A burst of light flashed across Arcen’s ankle like a rust removing laser. The pain vanished almost immediately. Gareth checked his foot by rotating it every which way. It was as if his ankle went back in time before the flower deer battered it against rocks and trees. Arcen didn’t think such a low amount of Aura could do something so medically significant.
I’ve got to use Restore sometime later then.
Gareth fixed his other leg as well. Likely using more Aura of his own. Arcen felt bad about hiding his Aura from the man when he was being so generous.
“Now you can try to stand,” Gareth said, standing up. ”It won’t help you to rush down twenty floors. You’ll just die. Be careful and gather more Aura as you go along.“
“Kill things like these?“ Arcen asked, pointing at the butchered carcasses. It didn’t seem too hard to do. A Detonate to the head could kill these things fast. He had to find a good spot to get the angle.
“Bigger. You’ll have to kill like three hundred of these to get the Aura that you need.”
Arcen suddenly remembered something that he already killed. The flower was doing something almost exactly like what Gareth did with the bucket. It was grinding living things to a pulp. If there was any place that had gold, it had to be there. Not that he needed any of it. Arcen wasn’t going to get tower sick with his millions of Aura. He just needed a good excuse to get along with Gareth for a bit longer. He was too afraid of the floors below him and navigating them all alone.
“Wait, didn’t I kill that flower?” He asked.
“Sure did. That would’ve gotten you some gold. About a hundred thousand Aura worth.”
“Did you get the gold from the flower when you found me?”
“No, didn’t get the time. That’s a good place to start.”

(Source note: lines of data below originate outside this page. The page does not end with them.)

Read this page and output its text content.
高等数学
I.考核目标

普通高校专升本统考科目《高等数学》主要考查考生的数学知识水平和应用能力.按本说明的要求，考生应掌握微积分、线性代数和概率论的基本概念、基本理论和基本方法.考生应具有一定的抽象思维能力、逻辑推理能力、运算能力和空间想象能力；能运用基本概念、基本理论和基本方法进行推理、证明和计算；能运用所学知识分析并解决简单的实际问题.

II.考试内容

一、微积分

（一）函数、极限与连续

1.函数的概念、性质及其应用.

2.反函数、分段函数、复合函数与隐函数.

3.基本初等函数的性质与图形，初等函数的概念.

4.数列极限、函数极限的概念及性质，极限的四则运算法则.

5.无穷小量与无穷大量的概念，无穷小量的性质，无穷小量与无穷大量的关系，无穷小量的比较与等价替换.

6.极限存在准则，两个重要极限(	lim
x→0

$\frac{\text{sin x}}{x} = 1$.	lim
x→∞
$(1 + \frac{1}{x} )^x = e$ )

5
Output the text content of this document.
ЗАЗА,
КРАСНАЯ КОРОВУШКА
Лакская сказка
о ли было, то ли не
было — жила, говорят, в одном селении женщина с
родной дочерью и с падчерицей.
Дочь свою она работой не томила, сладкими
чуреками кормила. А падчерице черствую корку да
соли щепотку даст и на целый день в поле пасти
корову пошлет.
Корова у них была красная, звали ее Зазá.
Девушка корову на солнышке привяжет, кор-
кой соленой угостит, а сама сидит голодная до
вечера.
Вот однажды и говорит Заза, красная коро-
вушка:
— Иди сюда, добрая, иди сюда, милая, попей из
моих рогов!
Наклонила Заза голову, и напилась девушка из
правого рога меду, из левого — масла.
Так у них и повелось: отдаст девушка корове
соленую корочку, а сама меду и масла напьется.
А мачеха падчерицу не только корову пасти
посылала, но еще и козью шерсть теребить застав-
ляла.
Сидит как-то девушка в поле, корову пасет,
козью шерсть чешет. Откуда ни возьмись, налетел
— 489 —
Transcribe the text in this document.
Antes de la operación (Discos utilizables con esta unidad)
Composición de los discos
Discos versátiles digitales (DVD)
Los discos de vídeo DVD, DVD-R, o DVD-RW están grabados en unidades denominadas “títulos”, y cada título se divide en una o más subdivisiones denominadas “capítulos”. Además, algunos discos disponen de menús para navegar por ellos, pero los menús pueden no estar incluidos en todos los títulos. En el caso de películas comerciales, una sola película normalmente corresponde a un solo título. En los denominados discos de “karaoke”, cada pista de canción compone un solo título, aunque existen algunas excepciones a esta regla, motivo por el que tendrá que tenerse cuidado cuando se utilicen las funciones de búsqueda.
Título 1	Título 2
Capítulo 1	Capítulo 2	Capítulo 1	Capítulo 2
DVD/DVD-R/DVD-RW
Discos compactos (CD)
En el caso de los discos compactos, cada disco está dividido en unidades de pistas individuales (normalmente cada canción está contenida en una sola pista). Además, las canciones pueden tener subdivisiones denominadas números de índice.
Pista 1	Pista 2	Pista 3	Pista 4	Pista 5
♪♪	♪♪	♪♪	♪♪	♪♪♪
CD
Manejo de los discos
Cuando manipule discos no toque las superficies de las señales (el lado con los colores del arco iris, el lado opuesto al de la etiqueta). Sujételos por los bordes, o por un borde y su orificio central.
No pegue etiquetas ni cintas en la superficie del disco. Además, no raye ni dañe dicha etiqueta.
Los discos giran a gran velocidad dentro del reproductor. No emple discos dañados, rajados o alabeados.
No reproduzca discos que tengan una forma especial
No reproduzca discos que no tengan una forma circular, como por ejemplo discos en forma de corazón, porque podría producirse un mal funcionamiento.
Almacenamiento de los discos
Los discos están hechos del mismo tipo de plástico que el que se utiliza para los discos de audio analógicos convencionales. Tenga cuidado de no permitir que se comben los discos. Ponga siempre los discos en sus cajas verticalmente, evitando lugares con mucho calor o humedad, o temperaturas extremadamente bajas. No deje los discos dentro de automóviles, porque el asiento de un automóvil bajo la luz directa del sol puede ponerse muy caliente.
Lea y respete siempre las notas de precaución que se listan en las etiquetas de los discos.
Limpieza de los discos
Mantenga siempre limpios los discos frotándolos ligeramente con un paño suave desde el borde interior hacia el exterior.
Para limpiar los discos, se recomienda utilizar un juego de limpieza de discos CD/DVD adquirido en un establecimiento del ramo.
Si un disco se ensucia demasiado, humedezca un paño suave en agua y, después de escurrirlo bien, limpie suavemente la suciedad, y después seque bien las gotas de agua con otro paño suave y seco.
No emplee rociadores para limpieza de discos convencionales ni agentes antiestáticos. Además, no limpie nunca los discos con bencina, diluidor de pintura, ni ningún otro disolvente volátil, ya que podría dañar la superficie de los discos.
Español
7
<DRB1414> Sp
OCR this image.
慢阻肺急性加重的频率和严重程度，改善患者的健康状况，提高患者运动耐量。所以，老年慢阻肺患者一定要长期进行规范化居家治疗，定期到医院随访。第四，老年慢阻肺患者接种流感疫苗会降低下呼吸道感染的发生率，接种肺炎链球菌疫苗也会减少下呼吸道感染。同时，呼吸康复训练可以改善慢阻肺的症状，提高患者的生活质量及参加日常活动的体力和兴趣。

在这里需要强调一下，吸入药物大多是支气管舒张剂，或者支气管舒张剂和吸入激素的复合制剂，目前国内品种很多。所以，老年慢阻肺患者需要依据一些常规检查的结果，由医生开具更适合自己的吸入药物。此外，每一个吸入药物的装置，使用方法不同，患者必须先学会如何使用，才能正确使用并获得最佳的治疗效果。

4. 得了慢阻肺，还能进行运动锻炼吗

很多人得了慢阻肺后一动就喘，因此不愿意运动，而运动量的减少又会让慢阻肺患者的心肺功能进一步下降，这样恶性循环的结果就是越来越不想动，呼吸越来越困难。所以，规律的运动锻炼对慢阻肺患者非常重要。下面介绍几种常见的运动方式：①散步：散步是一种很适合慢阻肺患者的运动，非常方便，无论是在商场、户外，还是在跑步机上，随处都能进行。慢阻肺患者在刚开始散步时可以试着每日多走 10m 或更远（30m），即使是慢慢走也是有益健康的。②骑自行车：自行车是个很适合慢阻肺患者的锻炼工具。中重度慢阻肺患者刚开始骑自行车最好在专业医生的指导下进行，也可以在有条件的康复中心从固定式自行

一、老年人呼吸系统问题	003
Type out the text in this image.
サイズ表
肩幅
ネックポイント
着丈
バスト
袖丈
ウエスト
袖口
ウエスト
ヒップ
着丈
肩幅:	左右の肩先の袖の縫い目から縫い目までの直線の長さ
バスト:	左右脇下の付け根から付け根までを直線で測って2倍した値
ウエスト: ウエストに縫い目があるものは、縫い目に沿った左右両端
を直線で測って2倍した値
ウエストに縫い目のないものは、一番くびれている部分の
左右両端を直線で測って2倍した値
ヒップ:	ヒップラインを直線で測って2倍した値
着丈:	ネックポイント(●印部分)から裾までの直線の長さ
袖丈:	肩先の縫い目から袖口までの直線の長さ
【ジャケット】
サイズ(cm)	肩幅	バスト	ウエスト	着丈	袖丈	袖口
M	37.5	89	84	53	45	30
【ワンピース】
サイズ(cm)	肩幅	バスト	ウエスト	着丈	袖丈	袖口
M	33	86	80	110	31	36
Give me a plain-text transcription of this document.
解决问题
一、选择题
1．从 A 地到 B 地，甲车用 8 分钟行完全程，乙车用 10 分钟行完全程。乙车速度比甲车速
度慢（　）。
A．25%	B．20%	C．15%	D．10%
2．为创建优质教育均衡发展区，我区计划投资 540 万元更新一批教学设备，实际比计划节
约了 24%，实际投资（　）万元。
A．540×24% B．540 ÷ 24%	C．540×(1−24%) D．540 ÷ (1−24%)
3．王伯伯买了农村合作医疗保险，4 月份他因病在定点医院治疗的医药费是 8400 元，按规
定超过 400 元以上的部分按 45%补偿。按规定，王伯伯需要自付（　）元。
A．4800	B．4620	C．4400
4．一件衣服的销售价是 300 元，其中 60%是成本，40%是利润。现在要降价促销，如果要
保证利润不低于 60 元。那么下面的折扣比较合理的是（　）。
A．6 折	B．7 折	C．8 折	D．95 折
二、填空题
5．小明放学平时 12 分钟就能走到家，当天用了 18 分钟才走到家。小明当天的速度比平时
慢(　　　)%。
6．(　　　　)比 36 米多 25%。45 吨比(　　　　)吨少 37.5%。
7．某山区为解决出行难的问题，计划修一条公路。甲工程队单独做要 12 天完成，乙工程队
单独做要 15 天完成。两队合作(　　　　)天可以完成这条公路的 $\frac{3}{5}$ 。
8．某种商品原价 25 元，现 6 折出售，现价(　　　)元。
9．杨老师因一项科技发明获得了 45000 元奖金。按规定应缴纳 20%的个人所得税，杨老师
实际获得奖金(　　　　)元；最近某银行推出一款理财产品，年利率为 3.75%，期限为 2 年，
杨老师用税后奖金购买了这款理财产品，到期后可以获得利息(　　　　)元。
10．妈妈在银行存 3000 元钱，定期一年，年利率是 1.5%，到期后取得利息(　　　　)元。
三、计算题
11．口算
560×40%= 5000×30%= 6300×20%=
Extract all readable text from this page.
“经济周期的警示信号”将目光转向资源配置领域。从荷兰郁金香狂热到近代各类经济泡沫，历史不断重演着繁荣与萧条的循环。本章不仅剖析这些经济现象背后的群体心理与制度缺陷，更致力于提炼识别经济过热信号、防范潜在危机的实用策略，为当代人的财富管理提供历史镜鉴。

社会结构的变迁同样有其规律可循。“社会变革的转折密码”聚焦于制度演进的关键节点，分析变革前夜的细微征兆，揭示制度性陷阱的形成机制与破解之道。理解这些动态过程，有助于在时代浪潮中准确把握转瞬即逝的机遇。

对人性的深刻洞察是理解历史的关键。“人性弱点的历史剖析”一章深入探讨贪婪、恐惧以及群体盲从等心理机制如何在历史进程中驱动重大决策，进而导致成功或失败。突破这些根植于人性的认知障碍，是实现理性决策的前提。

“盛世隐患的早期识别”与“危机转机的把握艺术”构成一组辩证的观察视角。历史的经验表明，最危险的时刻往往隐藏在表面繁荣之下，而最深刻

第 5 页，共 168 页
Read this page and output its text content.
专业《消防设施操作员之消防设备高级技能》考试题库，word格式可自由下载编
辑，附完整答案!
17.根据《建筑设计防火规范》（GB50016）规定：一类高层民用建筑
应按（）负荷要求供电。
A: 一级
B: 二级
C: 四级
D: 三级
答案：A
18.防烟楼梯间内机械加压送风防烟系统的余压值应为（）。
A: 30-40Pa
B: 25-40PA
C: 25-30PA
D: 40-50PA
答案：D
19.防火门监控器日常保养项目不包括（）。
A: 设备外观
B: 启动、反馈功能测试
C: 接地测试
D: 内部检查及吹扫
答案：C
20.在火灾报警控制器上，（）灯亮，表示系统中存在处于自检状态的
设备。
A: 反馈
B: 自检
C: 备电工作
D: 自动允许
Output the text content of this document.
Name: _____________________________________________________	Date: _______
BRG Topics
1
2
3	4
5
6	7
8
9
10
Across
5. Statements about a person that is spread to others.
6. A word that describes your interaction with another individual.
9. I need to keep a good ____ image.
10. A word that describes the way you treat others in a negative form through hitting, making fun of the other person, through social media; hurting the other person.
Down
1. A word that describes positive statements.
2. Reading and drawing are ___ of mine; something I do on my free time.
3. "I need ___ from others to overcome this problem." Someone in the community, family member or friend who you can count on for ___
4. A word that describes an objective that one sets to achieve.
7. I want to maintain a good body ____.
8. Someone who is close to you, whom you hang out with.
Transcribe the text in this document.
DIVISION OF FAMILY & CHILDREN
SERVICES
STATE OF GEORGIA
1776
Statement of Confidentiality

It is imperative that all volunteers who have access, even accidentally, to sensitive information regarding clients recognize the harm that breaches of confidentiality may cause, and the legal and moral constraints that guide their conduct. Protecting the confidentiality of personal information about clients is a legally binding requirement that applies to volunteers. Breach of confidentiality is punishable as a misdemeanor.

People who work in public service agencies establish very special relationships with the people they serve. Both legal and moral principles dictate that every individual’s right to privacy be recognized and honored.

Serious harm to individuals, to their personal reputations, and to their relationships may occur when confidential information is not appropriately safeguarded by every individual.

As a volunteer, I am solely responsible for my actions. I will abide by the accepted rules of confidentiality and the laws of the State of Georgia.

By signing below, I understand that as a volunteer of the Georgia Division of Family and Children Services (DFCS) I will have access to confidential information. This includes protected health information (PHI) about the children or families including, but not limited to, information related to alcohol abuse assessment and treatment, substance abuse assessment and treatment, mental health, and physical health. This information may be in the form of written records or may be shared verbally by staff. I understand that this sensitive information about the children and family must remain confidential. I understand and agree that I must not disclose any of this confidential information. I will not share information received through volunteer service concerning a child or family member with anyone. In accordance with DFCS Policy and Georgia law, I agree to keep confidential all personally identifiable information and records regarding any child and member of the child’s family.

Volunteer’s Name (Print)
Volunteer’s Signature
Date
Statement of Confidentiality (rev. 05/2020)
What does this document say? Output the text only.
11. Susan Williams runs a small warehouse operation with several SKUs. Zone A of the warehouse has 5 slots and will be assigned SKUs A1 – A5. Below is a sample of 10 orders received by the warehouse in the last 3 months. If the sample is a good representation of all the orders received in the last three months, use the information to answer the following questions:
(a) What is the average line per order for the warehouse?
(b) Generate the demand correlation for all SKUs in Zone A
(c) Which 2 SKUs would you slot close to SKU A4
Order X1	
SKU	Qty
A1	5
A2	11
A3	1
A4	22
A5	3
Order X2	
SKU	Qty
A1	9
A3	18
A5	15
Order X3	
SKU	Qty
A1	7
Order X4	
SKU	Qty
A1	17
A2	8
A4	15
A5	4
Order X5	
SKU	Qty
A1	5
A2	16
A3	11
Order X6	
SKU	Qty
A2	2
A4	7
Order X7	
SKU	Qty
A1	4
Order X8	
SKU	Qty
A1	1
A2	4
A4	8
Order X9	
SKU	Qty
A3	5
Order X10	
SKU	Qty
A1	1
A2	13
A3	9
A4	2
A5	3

Arcen pulled himself up with his legs. His left hand was stiff, but he could still use it if he bit through the pain. He stood up.
“Can you point me there?“
“Sure,” Gareth said, with a slight frown. Arcen followed him to the entrance of the cave. Gareth pointed towards the right, a small footpath worn down through the weeds. “It’s about a kilometer that way.”
further than I thought.
“I’ll go take a look then,” Arcen said, stepping out of the cave. It felt good to be walking again. Gareth stood with his arms crossed as he walked into the weeds. Arcen turned and waved. “I’ll probably come back this way.”
“Hey! Mr. Arcen, stop!” Gareth yelled. “You’re gonna die if you go there.”
Arcen turned around, surprised.
“So you’re really not fucking telling me how you got all those millions of Aura?” Gareth asked, rubbing his chin with a grin on his face.